Not all equal surfaces are equal. |

In this specific case, each Bezier patch has got 16 control points (4x4 control network for the 3-degree patch) but only 4 of them are distinct.

Bad and the corrected surface in Fusion360. |

To load an ASTRA file in Analysis Situs, use the following command:

> load-astra <filename>

## Bonus

In continuation of this.

The journey to the location was quite memorable. The road direction is a cutting corner along Volga: the goal is to reach another city on the same river. Down the road, you pass through the territories with a pretty obscure history. These are not originally Moscowian and were initially settled by Mordvins, Mari people and potentially even Meryans in the legendary past. You cross the Sura river, where Ivan the Forth made a forepost on his way to take Kazan. You go around Alatyr city, whose name means "heart stone," and it's strange to see a city with such a fabulous name in modern times and so close to our location.

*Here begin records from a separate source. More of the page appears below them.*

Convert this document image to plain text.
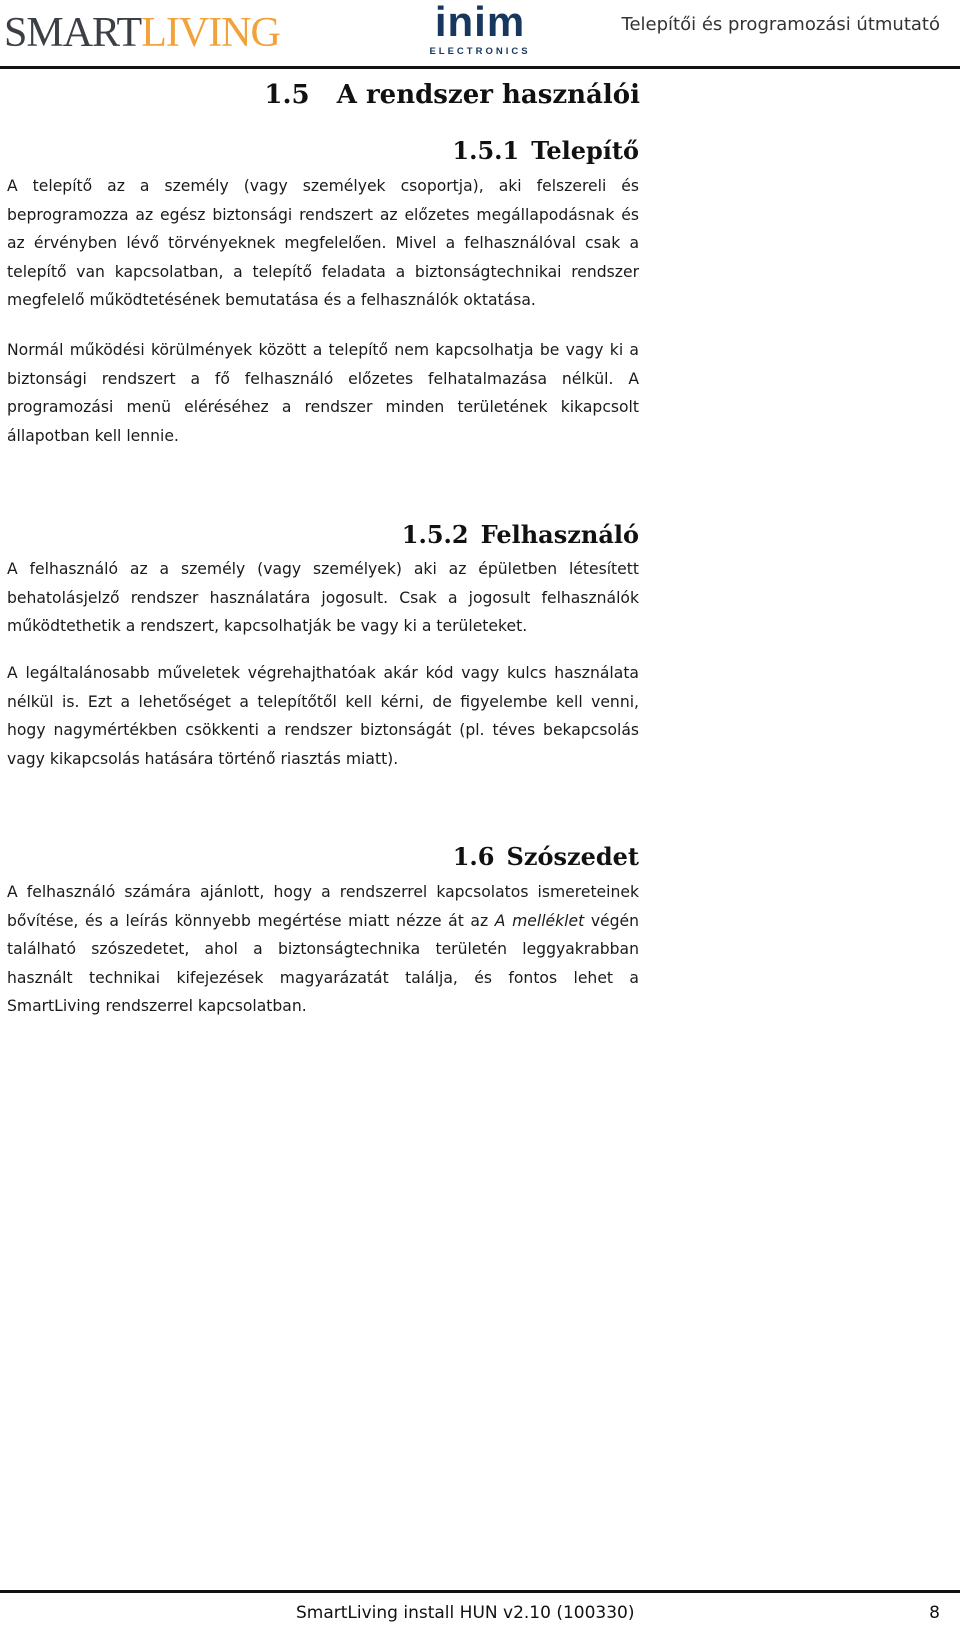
SMARTLIVING	inim
ELECTRONICS
Telepítői és programozási útmutató
1.5   A rendszer használói
1.5.1 Telepítő

A telepítő az a személy (vagy személyek csoportja), aki felszereli és beprogramozza az egész biztonsági rendszert az előzetes megállapodásnak és az érvényben lévő törvényeknek megfelelően. Mivel a felhasználóval csak a telepítő van kapcsolatban, a telepítő feladata a biztonságtechnikai rendszer megfelelő működtetésének bemutatása és a felhasználók oktatása.

Normál működési körülmények között a telepítő nem kapcsolhatja be vagy ki a biztonsági rendszert a fő felhasználó előzetes felhatalmazása nélkül. A programozási menü eléréséhez a rendszer minden területének kikapcsolt állapotban kell lennie.

1.5.2 Felhasználó

A felhasználó az a személy (vagy személyek) aki az épületben létesített behatolásjelző rendszer használatára jogosult. Csak a jogosult felhasználók működtethetik a rendszert, kapcsolhatják be vagy ki a területeket.

A legáltalánosabb műveletek végrehajthatóak akár kód vagy kulcs használata nélkül is. Ezt a lehetőséget a telepítőtől kell kérni, de figyelembe kell venni, hogy nagymértékben csökkenti a rendszer biztonságát (pl. téves bekapcsolás vagy kikapcsolás hatására történő riasztás miatt).

1.6 Szószedet

A felhasználó számára ajánlott, hogy a rendszerrel kapcsolatos ismereteinek bővítése, és a leírás könnyebb megértése miatt nézze át az A melléklet végén található szószedetet, ahol a biztonságtechnika területén leggyakrabban használt technikai kifejezések magyarázatát találja, és fontos lehet a SmartLiving rendszerrel kapcsolatban.

SmartLiving install HUN v2.10 (100330)	8
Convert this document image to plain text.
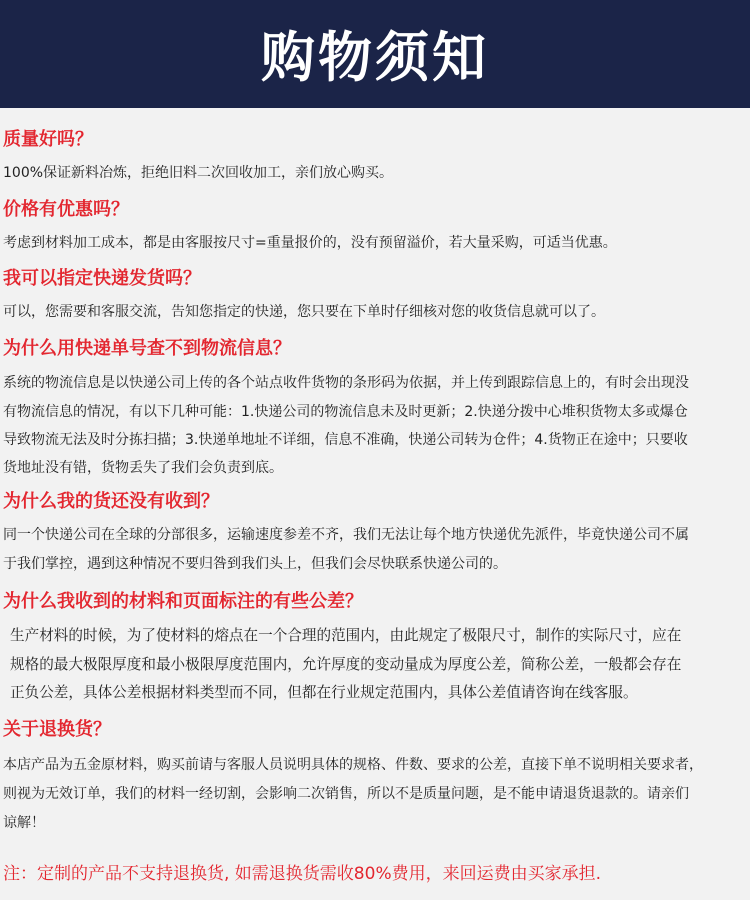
购物须知
质量好吗？
100%保证新料冶炼，拒绝旧料二次回收加工，亲们放心购买。
价格有优惠吗？
考虑到材料加工成本，都是由客服按尺寸=重量报价的，没有预留溢价，若大量采购，可适当优惠。
我可以指定快递发货吗？
可以，您需要和客服交流，告知您指定的快递，您只要在下单时仔细核对您的收货信息就可以了。
为什么用快递单号查不到物流信息？
系统的物流信息是以快递公司上传的各个站点收件货物的条形码为依据，并上传到跟踪信息上的，有时会出现没
有物流信息的情况，有以下几种可能：1.快递公司的物流信息未及时更新；2.快递分拨中心堆积货物太多或爆仓
导致物流无法及时分拣扫描；3.快递单地址不详细，信息不准确，快递公司转为仓件；4.货物正在途中；只要收
货地址没有错，货物丢失了我们会负责到底。
为什么我的货还没有收到？
同一个快递公司在全球的分部很多，运输速度参差不齐，我们无法让每个地方快递优先派件，毕竟快递公司不属
于我们掌控，遇到这种情况不要归咎到我们头上，但我们会尽快联系快递公司的。
为什么我收到的材料和页面标注的有些公差？
生产材料的时候，为了使材料的熔点在一个合理的范围内，由此规定了极限尺寸，制作的实际尺寸，应在
规格的最大极限厚度和最小极限厚度范围内，允许厚度的变动量成为厚度公差，简称公差，一般都会存在
正负公差，具体公差根据材料类型而不同，但都在行业规定范围内，具体公差值请咨询在线客服。
关于退换货？
本店产品为五金原材料，购买前请与客服人员说明具体的规格、件数、要求的公差，直接下单不说明相关要求者，
则视为无效订单，我们的材料一经切割，会影响二次销售，所以不是质量问题，是不能申请退货退款的。请亲们
谅解！
注：定制的产品不支持退换货, 如需退换货需收80%费用，来回运费由买家承担.
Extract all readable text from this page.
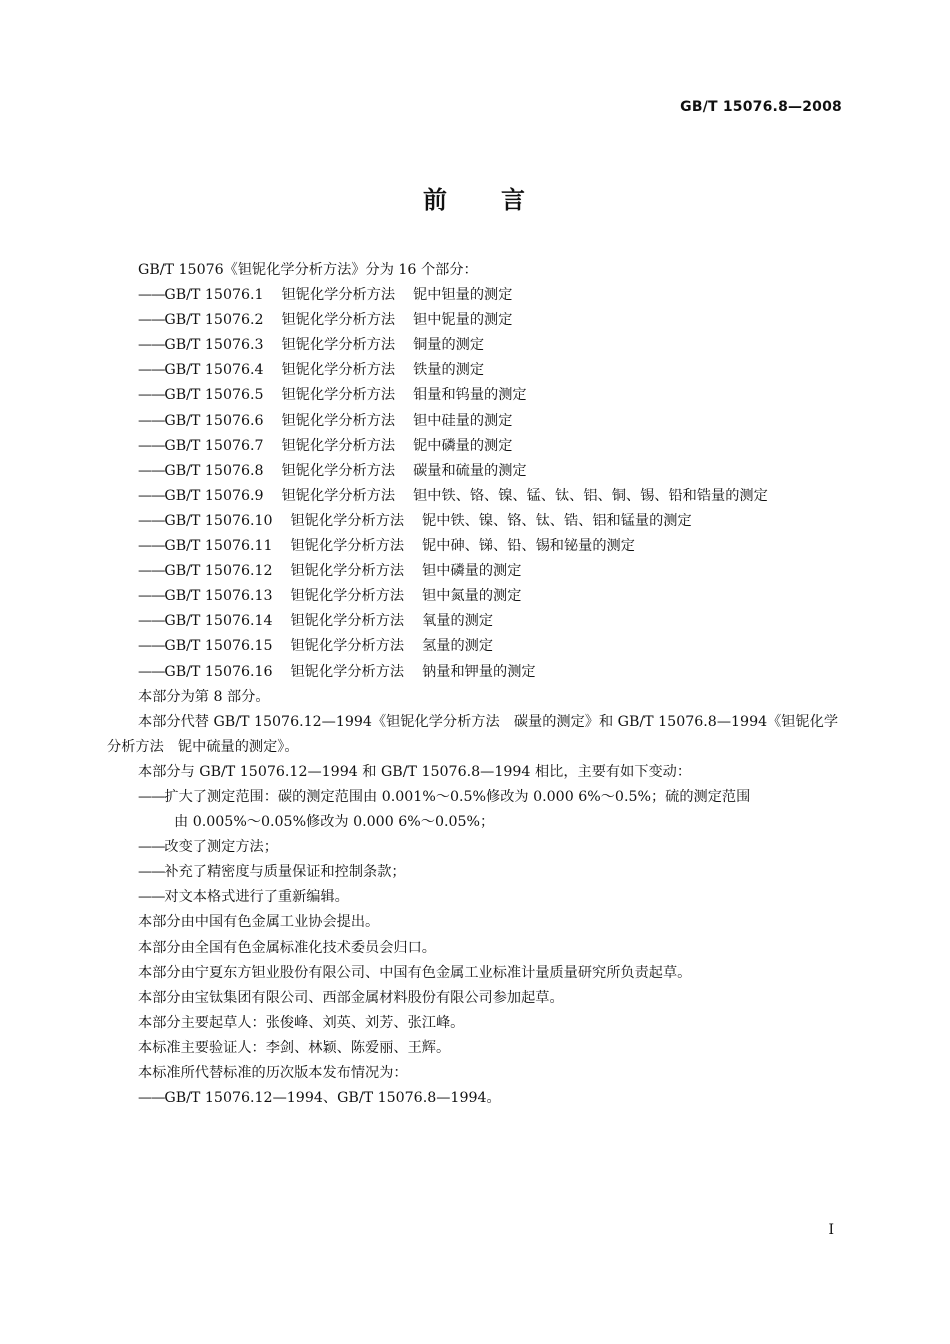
GB/T 15076.8—2008
前 言
GB/T 15076《钽铌化学分析方法》分为 16 个部分：
—— GB/T 15076.1 钽铌化学分析方法 铌中钽量的测定
—— GB/T 15076.2 钽铌化学分析方法 钽中铌量的测定
—— GB/T 15076.3 钽铌化学分析方法 铜量的测定
—— GB/T 15076.4 钽铌化学分析方法 铁量的测定
—— GB/T 15076.5 钽铌化学分析方法 钼量和钨量的测定
—— GB/T 15076.6 钽铌化学分析方法 钽中硅量的测定
—— GB/T 15076.7 钽铌化学分析方法 铌中磷量的测定
—— GB/T 15076.8 钽铌化学分析方法 碳量和硫量的测定
—— GB/T 15076.9 钽铌化学分析方法 钽中铁、铬、镍、锰、钛、铝、铜、锡、铅和锆量的测定
—— GB/T 15076.10 钽铌化学分析方法 铌中铁、镍、铬、钛、锆、铝和锰量的测定
—— GB/T 15076.11 钽铌化学分析方法 铌中砷、锑、铅、锡和铋量的测定
—— GB/T 15076.12 钽铌化学分析方法 钽中磷量的测定
—— GB/T 15076.13 钽铌化学分析方法 钽中氮量的测定
—— GB/T 15076.14 钽铌化学分析方法 氧量的测定
—— GB/T 15076.15 钽铌化学分析方法 氢量的测定
—— GB/T 15076.16 钽铌化学分析方法 钠量和钾量的测定
本部分为第 8 部分。
本部分代替 GB/T 15076.12—1994《钽铌化学分析方法　碳量的测定》和 GB/T 15076.8—1994《钽铌化学分析方法　铌中硫量的测定》。
本部分与 GB/T 15076.12—1994 和 GB/T 15076.8—1994 相比，主要有如下变动：
—— 扩大了测定范围：碳的测定范围由 0.001%～0.5%修改为 0.000 6%～0.5%；硫的测定范围
由 0.005%～0.05%修改为 0.000 6%～0.05%；
—— 改变了测定方法；
—— 补充了精密度与质量保证和控制条款；
—— 对文本格式进行了重新编辑。
本部分由中国有色金属工业协会提出。
本部分由全国有色金属标准化技术委员会归口。
本部分由宁夏东方钽业股份有限公司、中国有色金属工业标准计量质量研究所负责起草。
本部分由宝钛集团有限公司、西部金属材料股份有限公司参加起草。
本部分主要起草人：张俊峰、刘英、刘芳、张江峰。
本标准主要验证人：李剑、林颖、陈爱丽、王辉。
本标准所代替标准的历次版本发布情况为：
—— GB/T 15076.12—1994、GB/T 15076.8—1994。
I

Road for corner cutting Volga. |

This time, I was probably too eager to make these 600 km as quickly as possible and did not took time to make any good photos. The entire journey was in the dark, and all of these historical sites appeared as ghosts along the mostly empty winter road, which was another challenge. Yes, I would love to take this short trip again (600 km is nothing in Russia) with more time to look around.